Мы под руку гуляли по нашему «бродвею», вспоминая всех наших.
При этом я всегда ждала, когда он начнёт рассказывать о Конькине и той «чокнутой», которая ему телеграммы шлёт.
«Откуда она только узнаёт имена его подружек?» - удивлялся Борис.
«Значит, она где-то рядом. Может, на одной площадке живёт,» - давала я ложное направление. - «Или это кто-то из его приятелей разыгрывает».
«Парень бы раз разыграл, а тут - каждый год.... Не лень на почту идти. И все телеграммы из 39 почтового отделения. Мы его нашли. Кстати, недалеко от школы».
А в конце четвёртого курса Борис меня удивил — позвал замуж...
Его направили в Венгрию. И он пришёл свататься.
«Мы выбираем, нас выбирают...»
А «резидент» встречу так и не назначил....
Но в марте следующего года, когда мы учились на четвёртом курсе, после дня рождения моей лучшей подруги Ленки Лабутиной, Конькин пошёл меня провожать.

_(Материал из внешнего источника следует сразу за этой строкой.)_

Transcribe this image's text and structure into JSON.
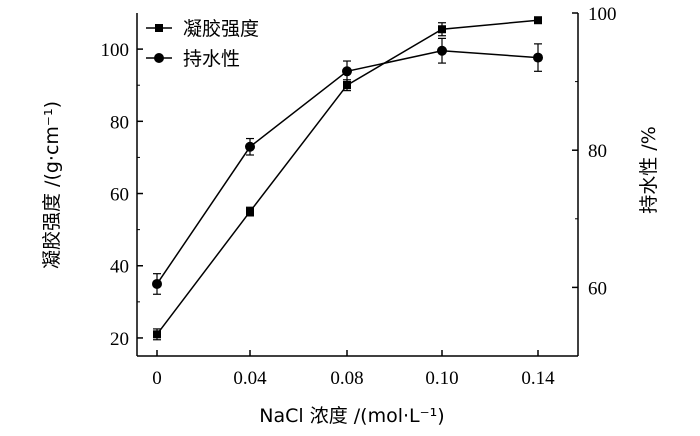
{
  "chart_data": {
    "type": "line",
    "x": [
      0,
      0.04,
      0.08,
      0.1,
      0.14
    ],
    "x_tick_labels": [
      "0",
      "0.04",
      "0.08",
      "0.10",
      "0.14"
    ],
    "xlabel": "NaCl 浓度 /(mol·L⁻¹)",
    "ylabel_left": "凝胶强度 /(g·cm⁻¹)",
    "ylabel_right": "持水性 /%",
    "ylim_left": [
      15,
      110
    ],
    "ylim_right": [
      50,
      100
    ],
    "yticks_left": [
      20,
      40,
      60,
      80,
      100
    ],
    "yticks_right": [
      60,
      80,
      100
    ],
    "grid": false,
    "legend_position": "top-left",
    "series": [
      {
        "name": "凝胶强度",
        "axis": "left",
        "marker": "square",
        "values": [
          21,
          55,
          90,
          105.5,
          108
        ],
        "errors": [
          1.5,
          1.2,
          1.5,
          1.8,
          0.8
        ]
      },
      {
        "name": "持水性",
        "axis": "right",
        "marker": "circle",
        "values": [
          60.5,
          80.5,
          91.5,
          94.5,
          93.5
        ],
        "errors": [
          1.5,
          1.2,
          1.5,
          1.8,
          2.0
        ]
      }
    ]
  }
}
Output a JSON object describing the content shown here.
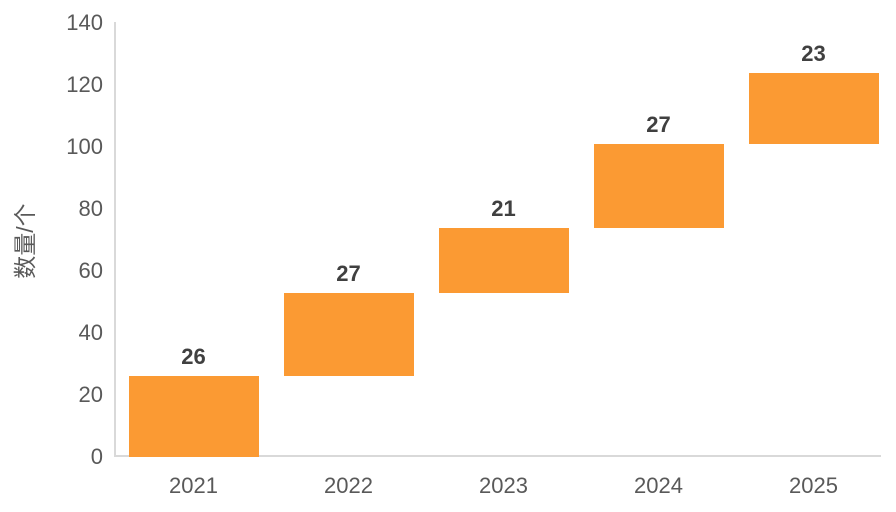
{
  "chart_data": {
    "type": "bar",
    "subtype": "waterfall-floating-bars",
    "title": "",
    "xlabel": "",
    "ylabel": "数量/个",
    "categories": [
      "2021",
      "2022",
      "2023",
      "2024",
      "2025"
    ],
    "values": [
      26,
      27,
      21,
      27,
      23
    ],
    "data_labels": [
      "26",
      "27",
      "21",
      "27",
      "23"
    ],
    "bar_spans": [
      {
        "category": "2021",
        "start": 0,
        "end": 26
      },
      {
        "category": "2022",
        "start": 26,
        "end": 53
      },
      {
        "category": "2023",
        "start": 53,
        "end": 74
      },
      {
        "category": "2024",
        "start": 74,
        "end": 101
      },
      {
        "category": "2025",
        "start": 101,
        "end": 124
      }
    ],
    "ylim": [
      0,
      140
    ],
    "yticks": [
      0,
      20,
      40,
      60,
      80,
      100,
      120,
      140
    ],
    "grid": false,
    "legend": false,
    "colors": {
      "bar": "#fb9a33",
      "data_label": "#404040",
      "axis_text": "#595959",
      "axis_line": "#d9d9d9"
    }
  }
}
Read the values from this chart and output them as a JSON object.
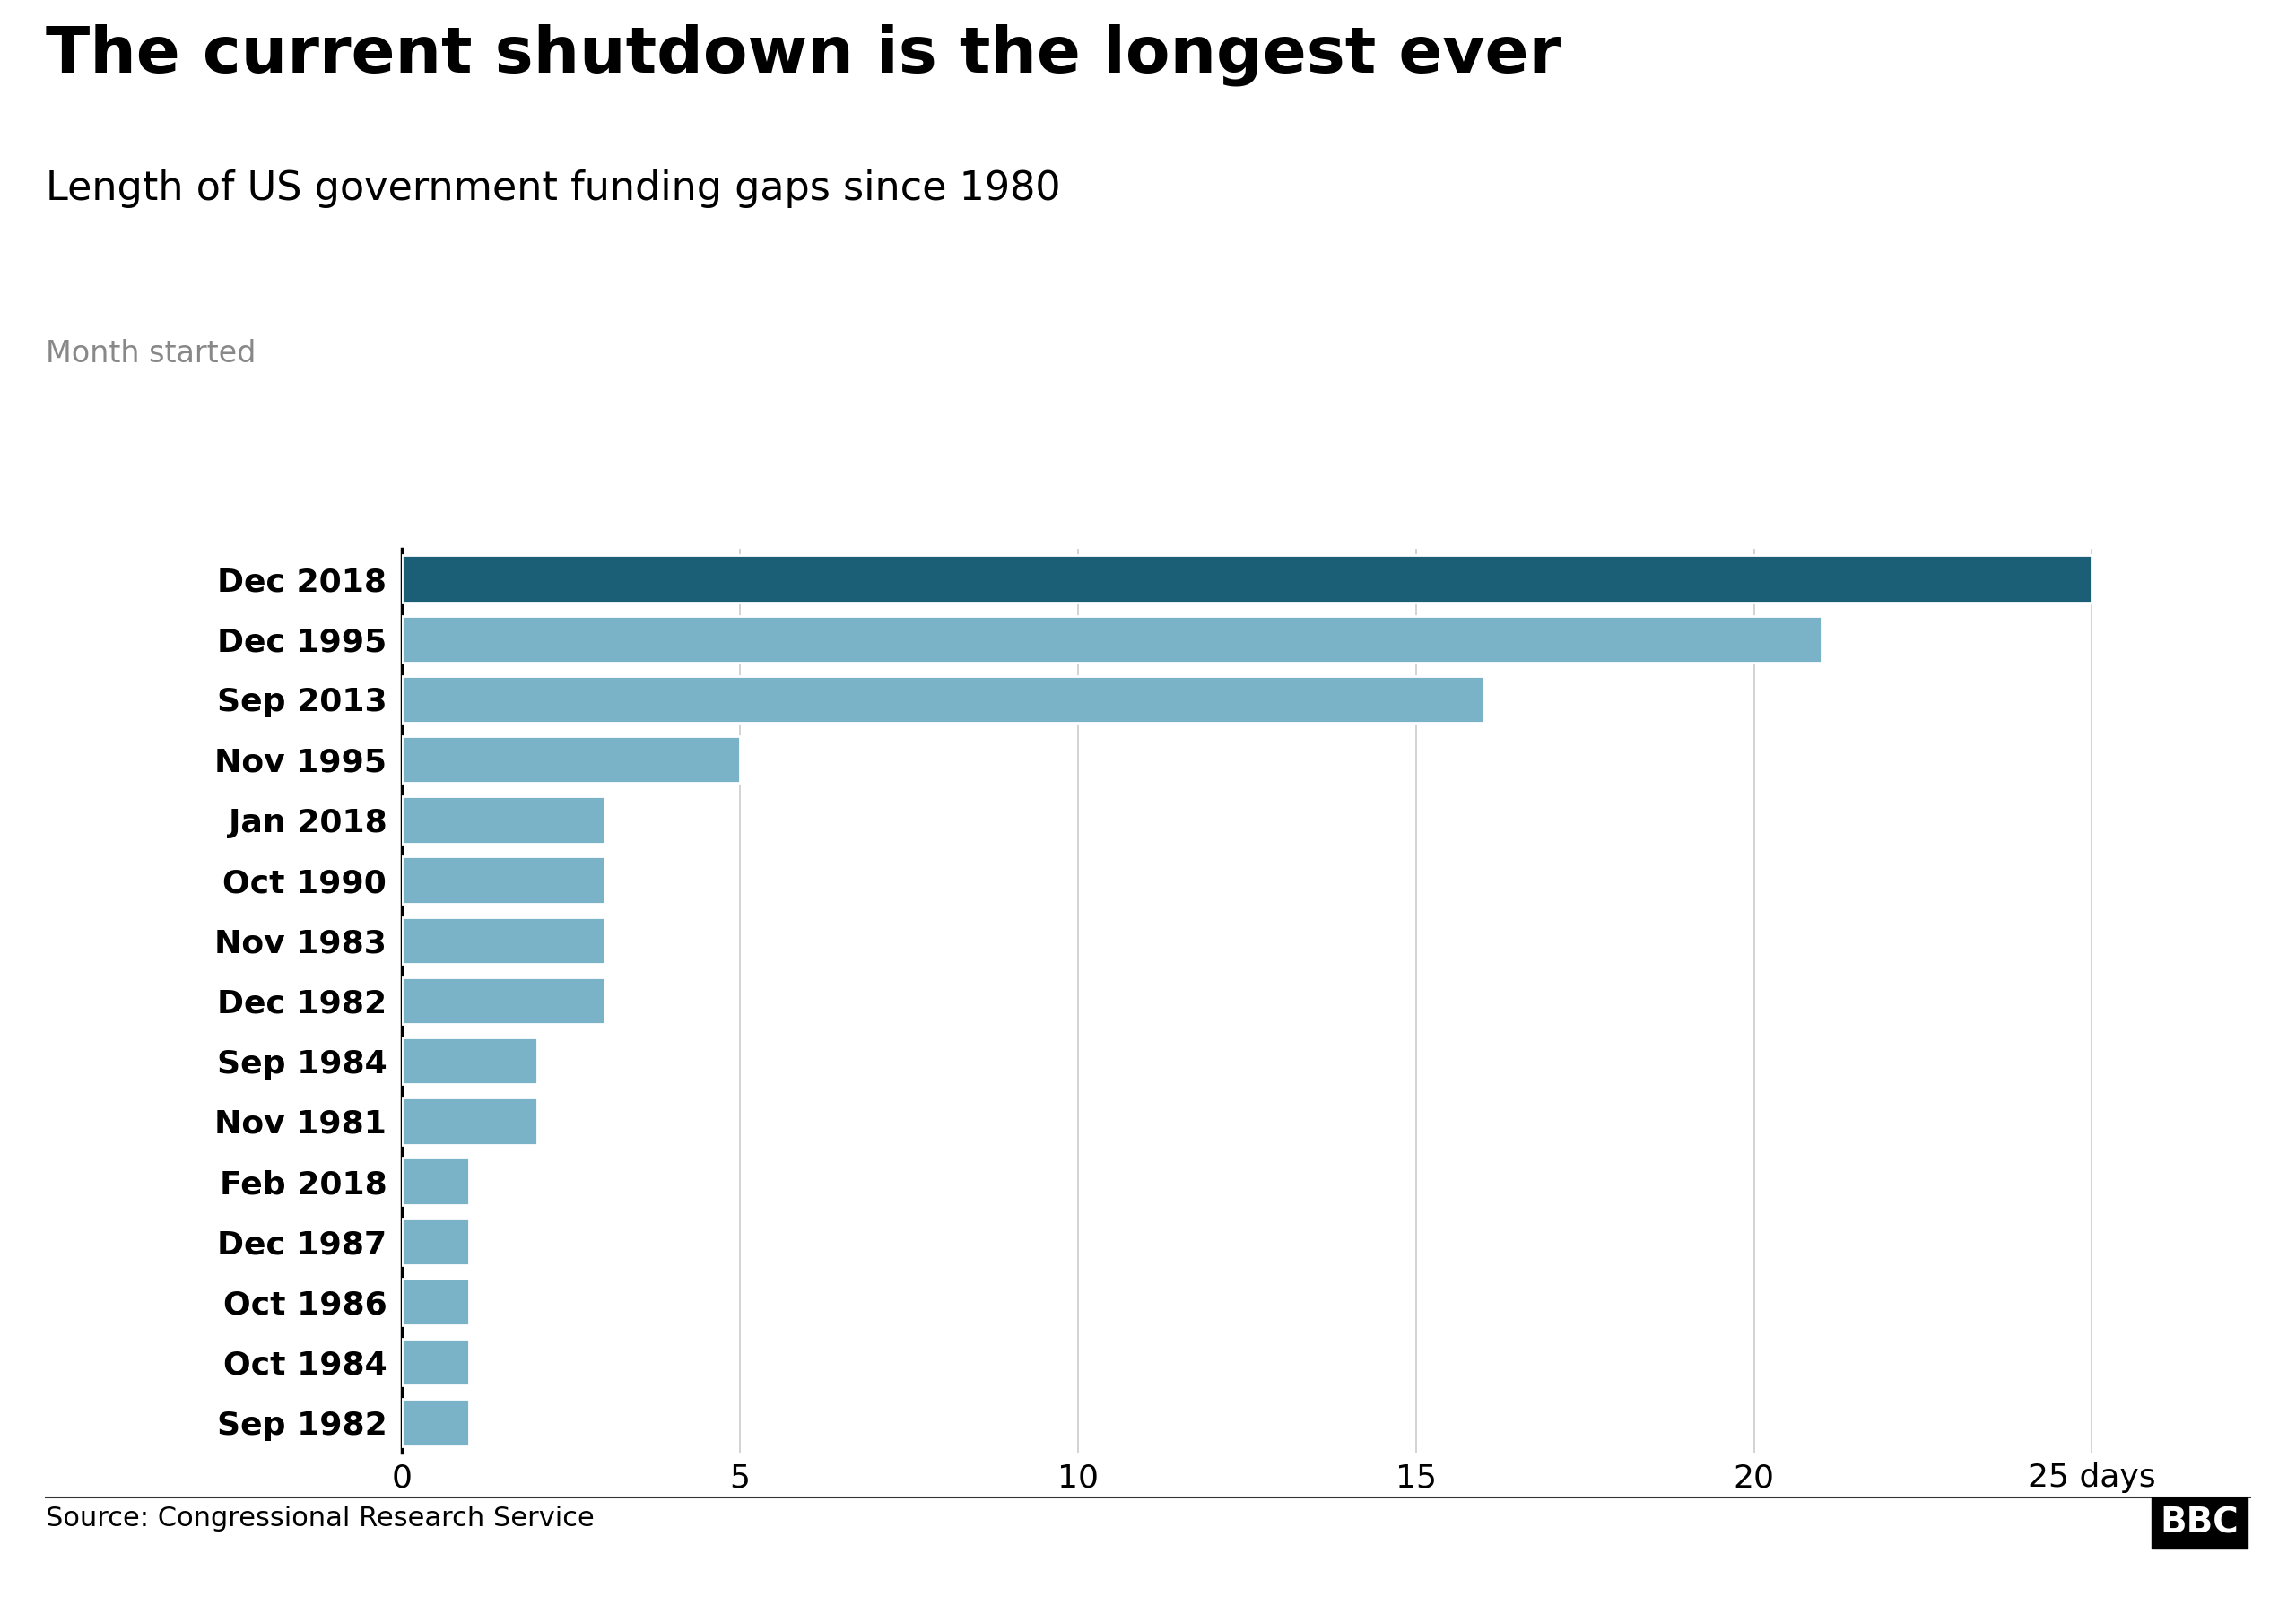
{
  "title": "The current shutdown is the longest ever",
  "subtitle": "Length of US government funding gaps since 1980",
  "axis_label": "Month started",
  "source": "Source: Congressional Research Service",
  "bbc_logo": "BBC",
  "categories": [
    "Dec 2018",
    "Dec 1995",
    "Sep 2013",
    "Nov 1995",
    "Jan 2018",
    "Oct 1990",
    "Nov 1983",
    "Dec 1982",
    "Sep 1984",
    "Nov 1981",
    "Feb 2018",
    "Dec 1987",
    "Oct 1986",
    "Oct 1984",
    "Sep 1982"
  ],
  "values": [
    25,
    21,
    16,
    5,
    3,
    3,
    3,
    3,
    2,
    2,
    1,
    1,
    1,
    1,
    1
  ],
  "bar_colors": [
    "#1a5f75",
    "#7ab3c8",
    "#7ab3c8",
    "#7ab3c8",
    "#7ab3c8",
    "#7ab3c8",
    "#7ab3c8",
    "#7ab3c8",
    "#7ab3c8",
    "#7ab3c8",
    "#7ab3c8",
    "#7ab3c8",
    "#7ab3c8",
    "#7ab3c8",
    "#7ab3c8"
  ],
  "xlim": [
    0,
    27
  ],
  "xticks": [
    0,
    5,
    10,
    15,
    20,
    25
  ],
  "xtick_labels": [
    "0",
    "5",
    "10",
    "15",
    "20",
    "25 days"
  ],
  "background_color": "#ffffff",
  "title_fontsize": 52,
  "subtitle_fontsize": 32,
  "axis_label_fontsize": 24,
  "tick_fontsize": 26,
  "source_fontsize": 22,
  "bar_height": 0.78
}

И мы целовались с ним у нас в подъезде.
Верная принципу: «умри, но не дай поцелуя без любви», в двадцать один год я впервые поцеловалась с мальчиком.
С любимым мальчиком.
Новость эта его опять удивила: «Не думал, что ты с таким поздним зажиганием».
И моё пальто тогда собрало, наверное, весь мел со стены нашего подъезда. Голова кружилась не от шампанского. Мы почти не говорили. Только целовались. Прерывались, чтобы восстановить дыхание, помолчать. А потом опять — целоваться!
Услышав критику, я решила наверстать упущенное. И мне это так понравилось!
Домой я заявилась в третьем часу. Мама не спала — она встретила меня в прихожей: «У тебя вся спина белая!» - «Ой, мам, сегодня же не первое апреля».
"Не знаю, кто уж тебя так разыграл?!"
Оказалось, вся встреча — первоапрельская шутка. А что же иначе, если после - тишина?...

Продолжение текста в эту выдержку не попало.